Personal observations after Tuesday's Democratic losses:
- I regret the defeat of several senior congressional Democrats, including Sen. Russ Feingold and several key committee chairs, Reps. Jack Spratt, Ike Skelton, and Jim Oberstar, who deserved better after long public service. Sen. Blanche Lincoln also went down, in large part because of the labor movement's destructive attempt to purge her in the Arkansas Democratic primary. In Arizona, where I spend part of my time, I was dismayed by the defeats of Reps. Anne Kirkpatrick and Harry Mitchell, two intelligent, constructive Democrats who were unseated by far less qualified first-time Republican candidates.
- I also regret that Sen. Harry Reid and current House Speaker Nancy Pelosi apparently will continue in 2011 as the public face and voice of congressional Democrats. Pelosi has not yet made her intentions known about 2011. Most prior speakers, after having sustained such losses, have simply retired from Congress. Others have continued to serve as ordinary Members. Only a handful returned to serve as leaders of their now-minority caucuses. Pelosi, though, would never cede leadership to her deputy, Rep. Steny Hoyer, a longstanding rival. Moreover, the heaviest losses Tuesday among congressional Democrats were among moderate, so-called Blue Dogs from marginal districts. Those remaining are for the most part liberals who have been Pelosi loyalists all along. So the odds strongly favor her re-election as House Democratic leader next January.

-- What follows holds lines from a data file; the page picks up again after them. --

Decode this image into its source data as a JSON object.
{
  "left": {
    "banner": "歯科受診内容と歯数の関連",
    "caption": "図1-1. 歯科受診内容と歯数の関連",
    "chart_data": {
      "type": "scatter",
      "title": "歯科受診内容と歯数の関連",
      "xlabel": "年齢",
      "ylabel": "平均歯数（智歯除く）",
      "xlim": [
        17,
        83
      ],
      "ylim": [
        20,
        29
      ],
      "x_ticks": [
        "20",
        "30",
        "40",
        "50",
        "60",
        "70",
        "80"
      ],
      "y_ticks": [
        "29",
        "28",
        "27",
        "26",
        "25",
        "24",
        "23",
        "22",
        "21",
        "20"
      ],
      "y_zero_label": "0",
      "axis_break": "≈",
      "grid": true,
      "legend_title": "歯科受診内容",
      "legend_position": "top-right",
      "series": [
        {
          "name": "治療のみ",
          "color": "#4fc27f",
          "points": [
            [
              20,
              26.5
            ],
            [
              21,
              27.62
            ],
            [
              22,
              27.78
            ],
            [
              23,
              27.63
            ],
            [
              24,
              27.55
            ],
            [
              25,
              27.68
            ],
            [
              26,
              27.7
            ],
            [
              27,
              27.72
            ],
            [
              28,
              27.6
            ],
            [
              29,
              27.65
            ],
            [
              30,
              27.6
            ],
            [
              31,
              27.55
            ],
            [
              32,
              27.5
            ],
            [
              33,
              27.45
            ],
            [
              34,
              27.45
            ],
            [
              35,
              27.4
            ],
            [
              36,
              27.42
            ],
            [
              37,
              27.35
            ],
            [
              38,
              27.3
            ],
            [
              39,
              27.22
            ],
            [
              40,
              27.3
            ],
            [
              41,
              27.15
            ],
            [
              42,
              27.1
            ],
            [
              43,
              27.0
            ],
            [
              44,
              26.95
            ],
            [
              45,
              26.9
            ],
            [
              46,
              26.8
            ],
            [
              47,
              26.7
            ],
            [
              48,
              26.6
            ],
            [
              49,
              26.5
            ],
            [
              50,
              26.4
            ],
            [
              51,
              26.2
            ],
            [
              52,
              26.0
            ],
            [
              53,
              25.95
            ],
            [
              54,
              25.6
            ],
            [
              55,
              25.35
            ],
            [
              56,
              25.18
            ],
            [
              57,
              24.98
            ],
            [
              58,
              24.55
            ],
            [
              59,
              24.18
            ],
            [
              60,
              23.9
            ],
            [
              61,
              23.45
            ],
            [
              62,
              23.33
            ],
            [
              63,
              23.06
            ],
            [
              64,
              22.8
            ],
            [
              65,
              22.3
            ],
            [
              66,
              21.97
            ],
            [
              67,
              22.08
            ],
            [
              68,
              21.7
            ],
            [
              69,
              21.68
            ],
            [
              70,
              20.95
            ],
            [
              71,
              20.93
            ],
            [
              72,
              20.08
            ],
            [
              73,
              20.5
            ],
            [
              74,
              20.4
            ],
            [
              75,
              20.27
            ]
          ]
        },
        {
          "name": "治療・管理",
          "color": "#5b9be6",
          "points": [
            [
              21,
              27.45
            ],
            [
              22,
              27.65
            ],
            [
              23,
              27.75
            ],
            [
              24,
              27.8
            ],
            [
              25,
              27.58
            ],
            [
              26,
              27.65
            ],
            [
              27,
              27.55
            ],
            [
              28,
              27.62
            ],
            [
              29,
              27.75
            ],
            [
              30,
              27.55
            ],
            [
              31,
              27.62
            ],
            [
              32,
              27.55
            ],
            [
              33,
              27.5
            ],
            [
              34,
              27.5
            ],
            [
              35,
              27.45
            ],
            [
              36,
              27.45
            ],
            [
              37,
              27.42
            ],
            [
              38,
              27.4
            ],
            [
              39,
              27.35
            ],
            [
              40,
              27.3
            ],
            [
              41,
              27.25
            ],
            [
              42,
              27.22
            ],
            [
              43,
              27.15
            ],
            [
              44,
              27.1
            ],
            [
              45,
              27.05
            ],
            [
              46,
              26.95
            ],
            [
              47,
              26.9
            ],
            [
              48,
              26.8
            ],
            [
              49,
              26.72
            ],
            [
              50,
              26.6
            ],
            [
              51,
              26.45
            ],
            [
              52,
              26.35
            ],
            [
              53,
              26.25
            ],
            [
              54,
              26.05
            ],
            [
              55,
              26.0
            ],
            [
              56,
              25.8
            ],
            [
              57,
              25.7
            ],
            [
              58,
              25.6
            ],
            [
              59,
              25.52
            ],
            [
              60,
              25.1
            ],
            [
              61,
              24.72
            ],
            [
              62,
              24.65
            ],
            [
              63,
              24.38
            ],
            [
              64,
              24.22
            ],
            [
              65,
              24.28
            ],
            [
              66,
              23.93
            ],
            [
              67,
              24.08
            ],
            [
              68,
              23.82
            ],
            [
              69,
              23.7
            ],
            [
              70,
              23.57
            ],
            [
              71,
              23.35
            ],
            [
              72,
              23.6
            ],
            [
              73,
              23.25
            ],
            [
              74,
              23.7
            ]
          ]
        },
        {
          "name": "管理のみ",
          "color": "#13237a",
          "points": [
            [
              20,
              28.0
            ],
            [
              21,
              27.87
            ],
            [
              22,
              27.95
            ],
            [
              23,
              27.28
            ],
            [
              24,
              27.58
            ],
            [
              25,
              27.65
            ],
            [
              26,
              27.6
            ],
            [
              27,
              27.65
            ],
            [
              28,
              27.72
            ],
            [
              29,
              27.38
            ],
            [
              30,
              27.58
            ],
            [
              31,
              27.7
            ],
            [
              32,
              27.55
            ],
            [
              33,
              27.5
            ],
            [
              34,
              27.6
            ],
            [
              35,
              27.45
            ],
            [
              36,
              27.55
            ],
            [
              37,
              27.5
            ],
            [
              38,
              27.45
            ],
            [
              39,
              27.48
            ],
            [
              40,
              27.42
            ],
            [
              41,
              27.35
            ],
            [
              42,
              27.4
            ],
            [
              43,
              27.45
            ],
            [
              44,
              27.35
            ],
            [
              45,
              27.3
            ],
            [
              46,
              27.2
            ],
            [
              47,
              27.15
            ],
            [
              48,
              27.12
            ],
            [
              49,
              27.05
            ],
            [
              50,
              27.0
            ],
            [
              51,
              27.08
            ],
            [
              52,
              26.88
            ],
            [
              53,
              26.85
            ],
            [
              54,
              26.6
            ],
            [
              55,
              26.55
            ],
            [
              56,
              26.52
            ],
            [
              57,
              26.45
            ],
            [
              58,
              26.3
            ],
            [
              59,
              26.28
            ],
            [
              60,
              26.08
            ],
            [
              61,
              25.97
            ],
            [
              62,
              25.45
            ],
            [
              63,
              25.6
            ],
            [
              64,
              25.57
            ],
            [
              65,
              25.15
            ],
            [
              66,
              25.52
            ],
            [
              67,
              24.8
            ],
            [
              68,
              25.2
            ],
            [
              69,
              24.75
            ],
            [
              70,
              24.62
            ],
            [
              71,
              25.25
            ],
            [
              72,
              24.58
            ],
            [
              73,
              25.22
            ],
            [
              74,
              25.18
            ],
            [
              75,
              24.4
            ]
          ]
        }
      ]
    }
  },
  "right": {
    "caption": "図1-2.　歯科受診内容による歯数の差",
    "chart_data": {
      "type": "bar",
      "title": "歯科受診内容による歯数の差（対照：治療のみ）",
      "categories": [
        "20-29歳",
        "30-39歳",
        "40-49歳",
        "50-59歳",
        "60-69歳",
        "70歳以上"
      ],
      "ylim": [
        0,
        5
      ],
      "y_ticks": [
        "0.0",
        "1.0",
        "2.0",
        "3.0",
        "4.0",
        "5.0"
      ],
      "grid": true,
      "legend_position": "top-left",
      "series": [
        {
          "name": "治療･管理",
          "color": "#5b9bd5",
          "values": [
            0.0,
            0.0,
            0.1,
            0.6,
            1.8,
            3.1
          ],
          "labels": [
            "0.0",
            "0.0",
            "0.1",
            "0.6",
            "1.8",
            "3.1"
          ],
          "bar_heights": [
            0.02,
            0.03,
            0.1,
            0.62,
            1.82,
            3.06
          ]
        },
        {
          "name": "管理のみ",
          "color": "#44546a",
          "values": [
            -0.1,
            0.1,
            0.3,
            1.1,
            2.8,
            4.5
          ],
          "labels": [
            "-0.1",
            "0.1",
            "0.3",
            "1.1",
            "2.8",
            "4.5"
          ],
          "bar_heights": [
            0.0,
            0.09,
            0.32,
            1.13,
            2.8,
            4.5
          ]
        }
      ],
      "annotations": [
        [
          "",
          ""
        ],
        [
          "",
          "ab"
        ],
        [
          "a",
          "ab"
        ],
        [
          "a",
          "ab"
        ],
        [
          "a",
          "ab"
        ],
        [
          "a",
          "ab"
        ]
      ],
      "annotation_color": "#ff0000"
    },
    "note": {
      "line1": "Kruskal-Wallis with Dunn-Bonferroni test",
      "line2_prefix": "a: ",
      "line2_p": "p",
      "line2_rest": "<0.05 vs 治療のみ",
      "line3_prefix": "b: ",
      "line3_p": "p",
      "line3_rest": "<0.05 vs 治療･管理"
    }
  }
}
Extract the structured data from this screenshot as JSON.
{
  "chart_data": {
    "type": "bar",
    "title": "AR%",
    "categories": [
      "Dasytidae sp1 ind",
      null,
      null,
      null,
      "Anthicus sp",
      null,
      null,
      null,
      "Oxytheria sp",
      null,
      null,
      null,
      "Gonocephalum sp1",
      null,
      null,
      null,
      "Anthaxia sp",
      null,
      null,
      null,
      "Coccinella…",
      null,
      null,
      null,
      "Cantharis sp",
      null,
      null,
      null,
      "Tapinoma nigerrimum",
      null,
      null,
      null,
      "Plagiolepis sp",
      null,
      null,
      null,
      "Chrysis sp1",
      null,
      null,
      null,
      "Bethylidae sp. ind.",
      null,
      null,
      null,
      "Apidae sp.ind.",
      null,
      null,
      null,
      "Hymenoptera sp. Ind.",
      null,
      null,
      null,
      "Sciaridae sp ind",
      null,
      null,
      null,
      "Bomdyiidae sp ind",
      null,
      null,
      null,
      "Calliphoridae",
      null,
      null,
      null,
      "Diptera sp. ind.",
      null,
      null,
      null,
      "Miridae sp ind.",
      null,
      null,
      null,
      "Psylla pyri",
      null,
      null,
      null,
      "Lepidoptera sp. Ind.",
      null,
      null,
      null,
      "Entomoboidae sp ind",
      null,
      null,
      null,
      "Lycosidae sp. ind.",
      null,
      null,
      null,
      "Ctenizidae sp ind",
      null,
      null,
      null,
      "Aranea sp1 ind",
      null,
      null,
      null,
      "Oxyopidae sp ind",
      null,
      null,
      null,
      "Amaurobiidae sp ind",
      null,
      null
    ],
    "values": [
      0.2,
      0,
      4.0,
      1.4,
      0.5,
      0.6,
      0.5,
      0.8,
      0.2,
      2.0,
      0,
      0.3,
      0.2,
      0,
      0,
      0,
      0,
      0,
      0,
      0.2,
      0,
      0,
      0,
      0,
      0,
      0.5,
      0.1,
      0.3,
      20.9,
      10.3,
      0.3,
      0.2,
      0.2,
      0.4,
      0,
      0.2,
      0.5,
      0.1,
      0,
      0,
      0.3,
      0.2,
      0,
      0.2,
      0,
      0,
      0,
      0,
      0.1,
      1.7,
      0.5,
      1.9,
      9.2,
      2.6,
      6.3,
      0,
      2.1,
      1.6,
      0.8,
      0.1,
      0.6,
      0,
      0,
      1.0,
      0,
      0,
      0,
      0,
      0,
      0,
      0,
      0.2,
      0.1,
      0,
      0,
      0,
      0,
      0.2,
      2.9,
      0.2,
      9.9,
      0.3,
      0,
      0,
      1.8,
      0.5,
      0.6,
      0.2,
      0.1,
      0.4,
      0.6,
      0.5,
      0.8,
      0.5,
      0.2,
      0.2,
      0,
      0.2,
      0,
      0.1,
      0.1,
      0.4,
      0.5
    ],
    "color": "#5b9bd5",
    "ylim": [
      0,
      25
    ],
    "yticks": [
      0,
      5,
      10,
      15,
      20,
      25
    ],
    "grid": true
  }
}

- The Obama White House and Cabinet will get more shaking up, although the quality of the replacement team remains a big question. Chief of staff Rahm Emanuel is returning to Chiago to run for mayor. Counselor David Axelrod is returning to Chicago to begin organizing Obama's 2012 re-election campaign. On the financial-economic side, White House economic czar Larry Summers and Obama's original Council of Economic Advisors chair and Office of Managment and Budget director also have departed. Treasury Secretary Tim Geithner is rumored exiting early in 2011. Defense Secretary Bob Gates, perhaps the ablest member of the Obama Cabinet, has announced he, too, will depart in 2011. Obama's national security advisor, Gen. Jim Jones, already has departed and been replaced by a capital political operator who formerly lobbied for Fannie Mae. A member of the Rotary Club audience Wednesday noted the almost complete absence in the administration of appointees with business or practical economic experience. I agreed with him that this omission should be corrected pronto.
- Foreign policy issues, not important in Tuesday's elections, will become increasingly important in 2011. The interventions in Iraq and Afghanistan are supposed to wind down next year. But will those countries be stable by then? If they are not stable, will Obama undertake a withdrawal anyway — in the knowledge that neither country involves vital American interests?
- The Tea Party movement, so important in Tuesday's elections, brought energy and voter turnout to Republican candidates. On the other hand, Tea Party-backed Republican Senate nominees in Connecticut, Delaware, Nevada, and Colorado ran so erratically in those states that Democrats held seats they otherwise likely would have lost to moderate, mainstream Republicans beaten in GOP primaries by Tea Partiers. I expect the movement and its agenda, as with prior such movements, to become subsumed within the two major parties in 2011 and not be a 2012 factor.
Will a Democratic rival challenge Obama for the 2012 presidential nomination? It is far too soon to tell. If, by late 2011, the president's approval ratings are down, the economy remains flat, and the country is perplexed by foreign interventions and offshore issues, a 2012 challenger likely will emerge. In a more favorable political climate, however, Obama could rally just as Bill Clinton rallied during 1995 and positioned himself for re-election in 1996.